The Demon Lord covered her with the goat fur again and flicked one finger against the ruby necklace that hung above where she slept, watching it sway back and forth, Sadrahan’s back was to Liln.
Liln held out her hand for a moment, halfway to his back, then drew it back, and then thrust it forward so that her palm was high up on his shoulder, where his wings would open up to let him fly.
“I clung to Assamo, too. Just like you do Lamashi.” Liln said with a tender, half broken voice, she took a tiny step closer to her rescuer. “But he’s outside working right now… you can’t protect her forever. You know that, don’t you?”
“Yes. I can. And I will.” Sadrahan didn’t look back at Liln when he said it, “I’ll never… ever let anything happen to her. No one will put her into a pit. No one will ever put a blade to her wings. I won’t let them. I won’t. And I don’t care what it takes to keep that promise.” Sadrahan’s talons closed into the stone, gripping it as firmly as his remembrance gripped him.
Liln was quiet, not because she could think of nothing to say, but because beneath the sound of his every resolute word, she was aghast. ‘That sound…’ She leaned to the right and looked down at the source.
The Demon Lord’s claws were ripping through the stone as easily as Sarthas’s claws opened up the leaves he used to take notes. ‘That’s… impossible… isn’t it?’ She wondered as the claws ripped in deep, cracked… and broke off in his hands.

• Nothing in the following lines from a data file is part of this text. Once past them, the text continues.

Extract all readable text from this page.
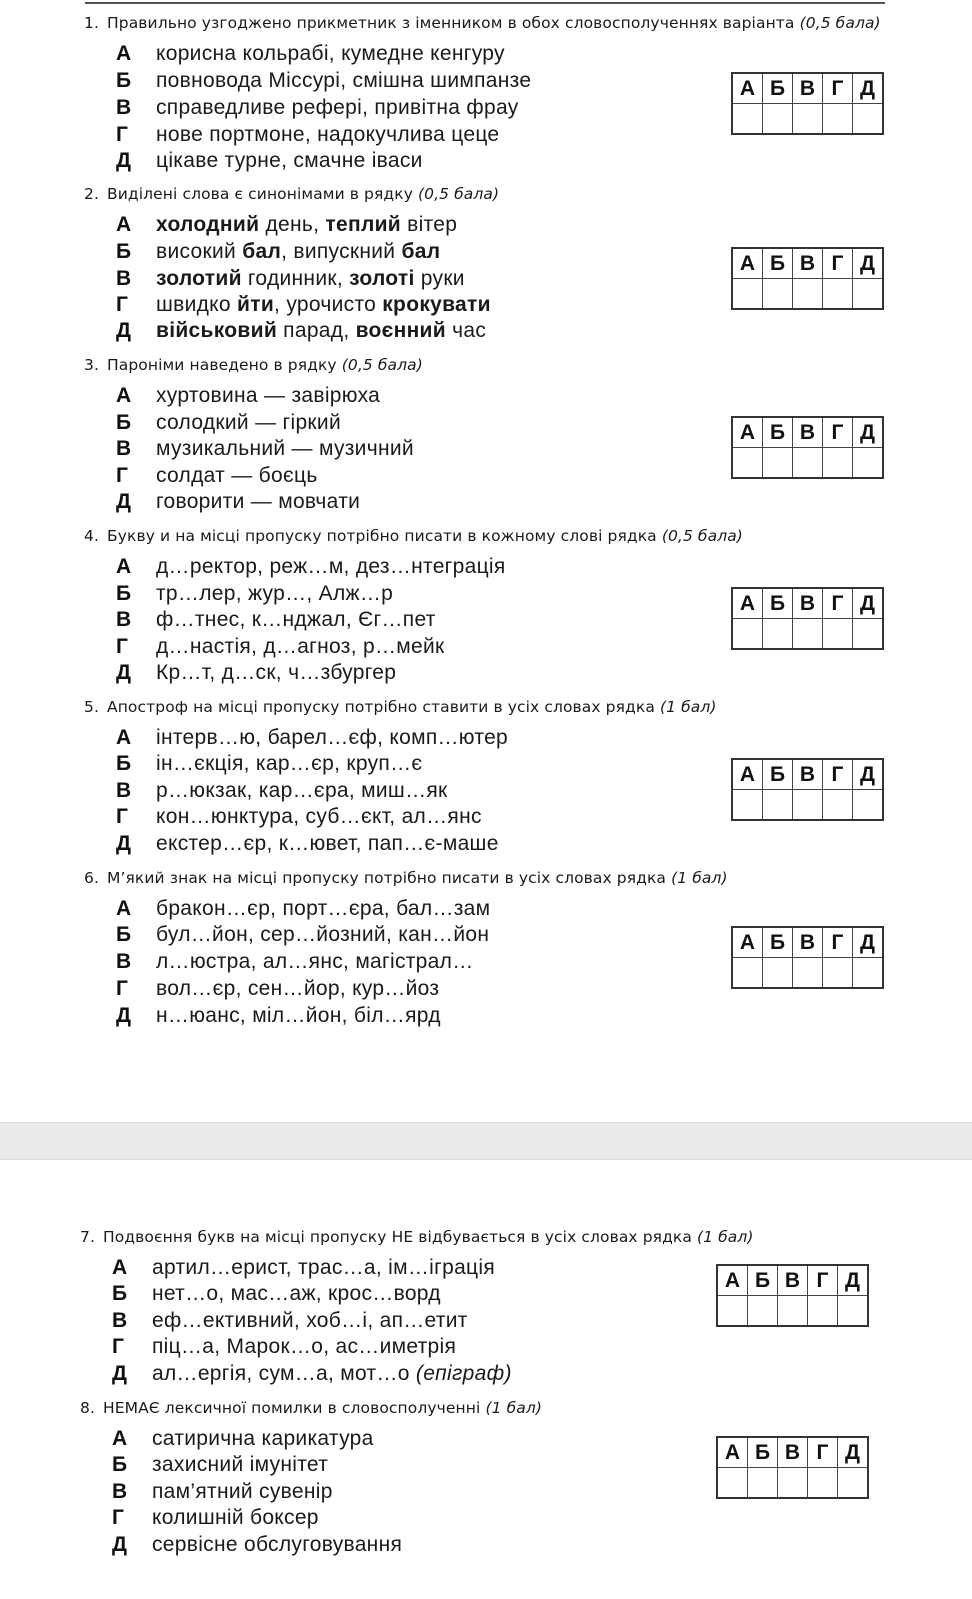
1. Правильно узгоджено прикметник з іменником в обох словосполученнях варіанта (0,5 бала)
А корисна кольрабі, кумедне кенгуру
Б повновода Міссурі, смішна шимпанзе
В справедливе рефері, привітна фрау
Г нове портмоне, надокучлива цеце
Д цікаве турне, смачне іваси
А	Б	В	Г	Д

2. Виділені слова є синонімами в рядку (0,5 бала)
А холодний день, теплий вітер
Б високий бал, випускний бал
В золотий годинник, золоті руки
Г швидко йти, урочисто крокувати
Д військовий парад, воєнний час
А	Б	В	Г	Д

3. Пароніми наведено в рядку (0,5 бала)
А хуртовина — завірюха
Б солодкий — гіркий
В музикальний — музичний
Г солдат — боєць
Д говорити — мовчати
А	Б	В	Г	Д

4. Букву и на місці пропуску потрібно писати в кожному слові рядка (0,5 бала)
А д…ректор, реж…м, дез…нтеграція
Б тр…лер, жур…, Алж…р
В ф…тнес, к…нджал, Єг…пет
Г д…настія, д…агноз, р…мейк
Д Кр…т, д…ск, ч…збургер
А	Б	В	Г	Д

5. Апостроф на місці пропуску потрібно ставити в усіх словах рядка (1 бал)
А інтерв…ю, барел…єф, комп…ютер
Б ін…єкція, кар…єр, круп…є
В р…юкзак, кар…єра, миш…як
Г кон…юнктура, суб…єкт, ал…янс
Д екстер…єр, к…ювет, пап…є-маше
А	Б	В	Г	Д

6. М’який знак на місці пропуску потрібно писати в усіх словах рядка (1 бал)
А бракон…єр, порт…єра, бал…зам
Б бул…йон, сер…йозний, кан…йон
В л…юстра, ал…янс, магістрал…
Г вол…єр, сен…йор, кур…йоз
Д н…юанс, міл…йон, біл…ярд
А	Б	В	Г	Д

7. Подвоєння букв на місці пропуску НЕ відбувається в усіх словах рядка (1 бал)
А артил…ерист, трас…а, ім…іграція
Б нет…о, мас…аж, крос…ворд
В еф…ективний, хоб…і, ап…етит
Г піц…а, Марок…о, ас…иметрія
Д ал…ергія, сум…а, мот…о (епіграф)
А	Б	В	Г	Д

8. НЕМАЄ лексичної помилки в словосполученні (1 бал)
А сатирична карикатура
Б захисний імунітет
В пам’ятний сувенір
Г колишній боксер
Д сервісне обслуговування
А	Б	В	Г	Д
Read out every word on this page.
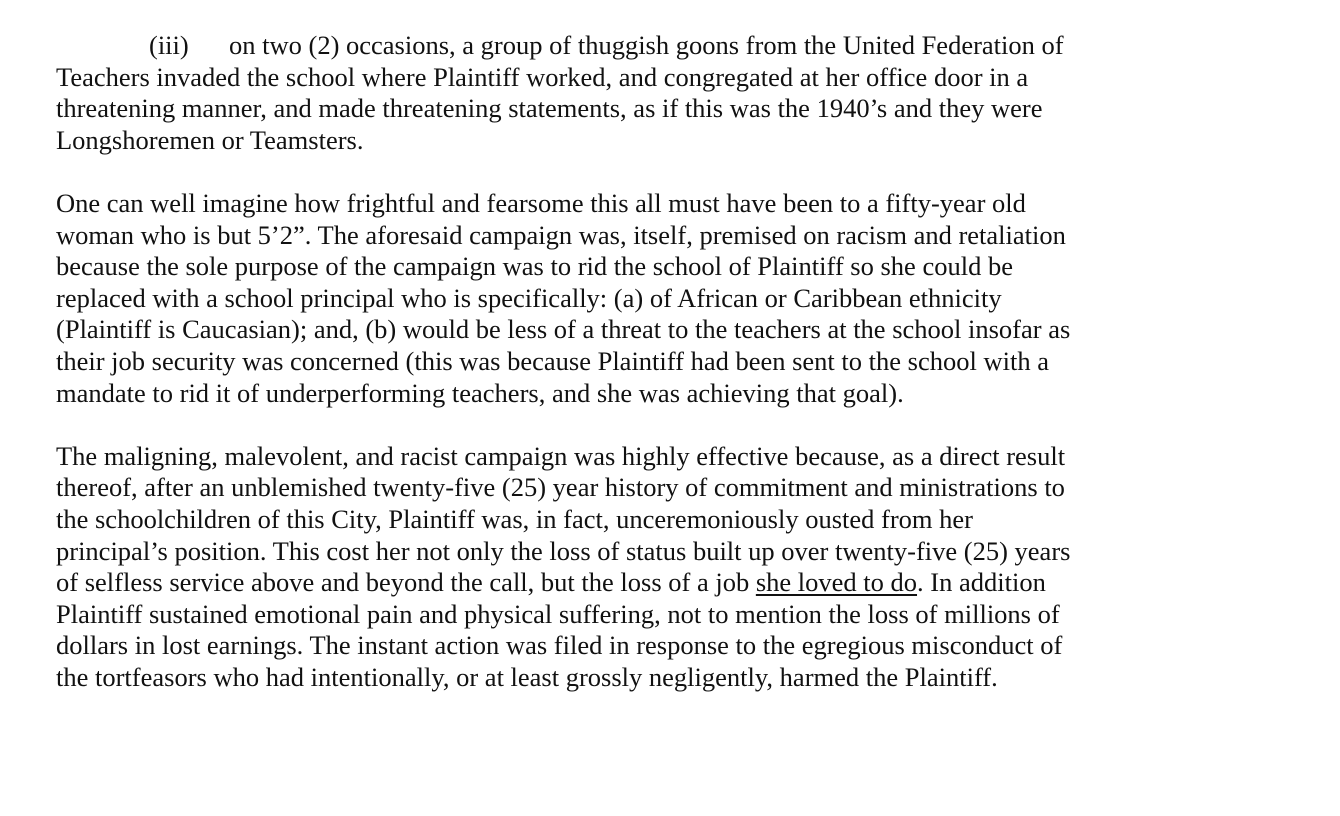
(iii) on two (2) occasions, a group of thuggish goons from the United Federation of
Teachers invaded the school where Plaintiff worked, and congregated at her office door in a
threatening manner, and made threatening statements, as if this was the 1940’s and they were
Longshoremen or Teamsters.
One can well imagine how frightful and fearsome this all must have been to a fifty-year old
woman who is but 5’2”. The aforesaid campaign was, itself, premised on racism and retaliation
because the sole purpose of the campaign was to rid the school of Plaintiff so she could be
replaced with a school principal who is specifically: (a) of African or Caribbean ethnicity
(Plaintiff is Caucasian); and, (b) would be less of a threat to the teachers at the school insofar as
their job security was concerned (this was because Plaintiff had been sent to the school with a
mandate to rid it of underperforming teachers, and she was achieving that goal).
The maligning, malevolent, and racist campaign was highly effective because, as a direct result
thereof, after an unblemished twenty-five (25) year history of commitment and ministrations to
the schoolchildren of this City, Plaintiff was, in fact, unceremoniously ousted from her
principal’s position. This cost her not only the loss of status built up over twenty-five (25) years
of selfless service above and beyond the call, but the loss of a job she loved to do. In addition
Plaintiff sustained emotional pain and physical suffering, not to mention the loss of millions of
dollars in lost earnings. The instant action was filed in response to the egregious misconduct of
the tortfeasors who had intentionally, or at least grossly negligently, harmed the Plaintiff.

Sadrahan suppressed all sounds of his wrath and cast the broken pieces of rock away into the depths of the underground lake, a splash went up, rising several feet into the air and coming down again to splatter and disturb the still waters again.
Without thinking, Liln went down to one knee and bowed her head. “My Lord, do you… have a command?”
That snapped him back to reality, and Sadrahan said the only thing that came to mind… “Just get ready for a long winter… and go bring me Sarthas, I want to know what he’s learned from the humans.”
“At once.” Liln quipped, rose, and left Sadrahan alone again in the cave with his daughter.